Ветер стих, снег захрустел таинственно и немного пугающе. Идти в ногу стало получаться лучше, звёзды в небе укрупнились, воздух заискрился в серебристом сиянии Исиль.
«Желаю, чтобы вы были здоровы! — пели оставшиеся на берегу родичи. — И чтобы над вами
Сияло солнце ярче, чем на в благом Амане!
Чтоб до ста лет жили! Горя чтоб не знали,
И чтобы ваши дети вас радовали!»
Весёлая песня лилась, как ни в чём не бывало, но Бельдис её не могла впустить в сердце, всё ещё слыша совсем другие слова.
Примечание к части Песни:
«Желаю» Е. Ваенга,
«Царь» гр. «Гранд КуражЪ»
Наследник подэльфийского трона
Дор-Ломин Брандиру не нравился. Абсолютно.
В детстве было весело гоняться за ящерицами, стрелять мелких птах и разорять их гнёзда, но однажды, решив доказать сверстникам превосходство, родич фиримарского вождя съел сырыми яйца из уничтоженного дома лесной щебетуньи, и после этого несколько дней метался в горячке, блевал и выл от болей в животе, сидя на горшке день и ночь. Больше никому ничего доказывать не тянуло, а Дор-Ломин опостылел окончательно, потому что даже случайное воспоминание о том, как засыпал прямо на ночной вазе, прислонившись спиной к стене, после очередного опустошения и так пустого желудка, а потом просыпался от новых позывов и сверху, и снизу, доставляло непередаваемые эмоции.
Брандир ненавидел Дор-Ломин за его вечную сырость и грязь. Поселение находилось в низине, поэтому то и дело сюда стекалось всё, что только могло стечь, а по утрам нередко опускался густой туман. Всё бы ничего, но обязательно каждый раз находился какой-нибудь умник, гоняющий галопом верхом в непроглядной белой мгле и пугая прохожих.
В Тёмной Земле были кошмарные однотипные постройки. Да, в лесу все деревья похожи, но если у их создательницы не хватило ума придумать разнообразие, то что мешает людям поступить иначе?! Брандир презирал Дор-Ломин за одинаковые дома, в которых можно было запутаться даже по трезвости. Что за стремление слиться с толпой?! Чтобы окна из зависти не выбили? А почему не сломать в ответ руки? Заодно и строителям.

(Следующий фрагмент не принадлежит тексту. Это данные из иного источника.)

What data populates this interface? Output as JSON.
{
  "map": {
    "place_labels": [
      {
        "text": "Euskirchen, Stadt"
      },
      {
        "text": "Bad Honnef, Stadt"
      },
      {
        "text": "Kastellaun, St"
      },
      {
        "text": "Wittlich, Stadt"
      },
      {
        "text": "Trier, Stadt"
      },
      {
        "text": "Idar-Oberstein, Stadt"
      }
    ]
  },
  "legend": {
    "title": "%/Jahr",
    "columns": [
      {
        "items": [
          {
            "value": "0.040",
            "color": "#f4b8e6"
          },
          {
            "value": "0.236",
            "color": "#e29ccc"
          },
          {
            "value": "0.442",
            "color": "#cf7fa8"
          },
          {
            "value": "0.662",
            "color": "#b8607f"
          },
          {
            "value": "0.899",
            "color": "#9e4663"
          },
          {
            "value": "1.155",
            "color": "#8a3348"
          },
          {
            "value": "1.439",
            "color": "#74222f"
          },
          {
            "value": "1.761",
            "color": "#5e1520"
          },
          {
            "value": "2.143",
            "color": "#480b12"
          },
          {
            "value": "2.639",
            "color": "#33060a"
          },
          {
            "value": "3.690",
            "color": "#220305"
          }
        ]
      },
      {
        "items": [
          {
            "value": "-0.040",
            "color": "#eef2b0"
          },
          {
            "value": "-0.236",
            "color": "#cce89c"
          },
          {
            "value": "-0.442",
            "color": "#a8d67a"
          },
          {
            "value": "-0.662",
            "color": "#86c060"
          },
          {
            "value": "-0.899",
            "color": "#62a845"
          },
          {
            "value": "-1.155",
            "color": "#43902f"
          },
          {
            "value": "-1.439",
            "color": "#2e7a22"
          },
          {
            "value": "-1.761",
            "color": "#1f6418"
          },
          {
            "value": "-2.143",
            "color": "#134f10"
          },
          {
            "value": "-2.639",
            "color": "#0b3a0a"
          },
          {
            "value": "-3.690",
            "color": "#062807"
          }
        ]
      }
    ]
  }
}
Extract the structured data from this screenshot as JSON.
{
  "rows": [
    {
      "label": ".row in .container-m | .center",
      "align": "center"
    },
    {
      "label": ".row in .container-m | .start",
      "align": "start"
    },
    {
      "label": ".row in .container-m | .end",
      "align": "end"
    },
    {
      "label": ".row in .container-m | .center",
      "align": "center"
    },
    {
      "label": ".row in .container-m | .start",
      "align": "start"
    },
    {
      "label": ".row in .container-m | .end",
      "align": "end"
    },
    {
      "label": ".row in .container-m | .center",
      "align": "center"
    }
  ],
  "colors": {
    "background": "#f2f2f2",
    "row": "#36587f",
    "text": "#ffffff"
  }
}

В Дор-Ломине всегда были ужасные дороги, независимо от сезона. Зимой они либо превращались в опасные замёрзшие колдобины, где легко свернуть ногу или шею, либо представляли собой сугроб, немногим меньшего размера, нежели обочины. Весной и осенью появлялась чудная возможность перепутать реку и тракт, летом дорога выглядела грязной, либо высохшей неровной колеёй с глубокими ямами через каждые двадцать-тридцать шагов. На дне, разумеется, растекались лужи, а вокруг валялись мелкие камни, отлетающие из-под колёс проезжающих телег прямо в лица пеших. Красота!
А ещё дор-ломинские дороги порой заканчивались опасными тупиками. Брандир от души презирал живущий в таких местах сброд и никогда этого не скрывал, за что однажды и поплатился.
***
Из-за поворота чавкающей под копытами лошади дороги вышли трое. Потом ещё двое. Юный Брандир, ехавший верхом вместе с девушкой, которую, наконец, удалось пригласить на прогулку, обернулся и увидел позади ещё четверых. По меньшей мере шестеро из окруживших парочку были вооружены луками и дротиками.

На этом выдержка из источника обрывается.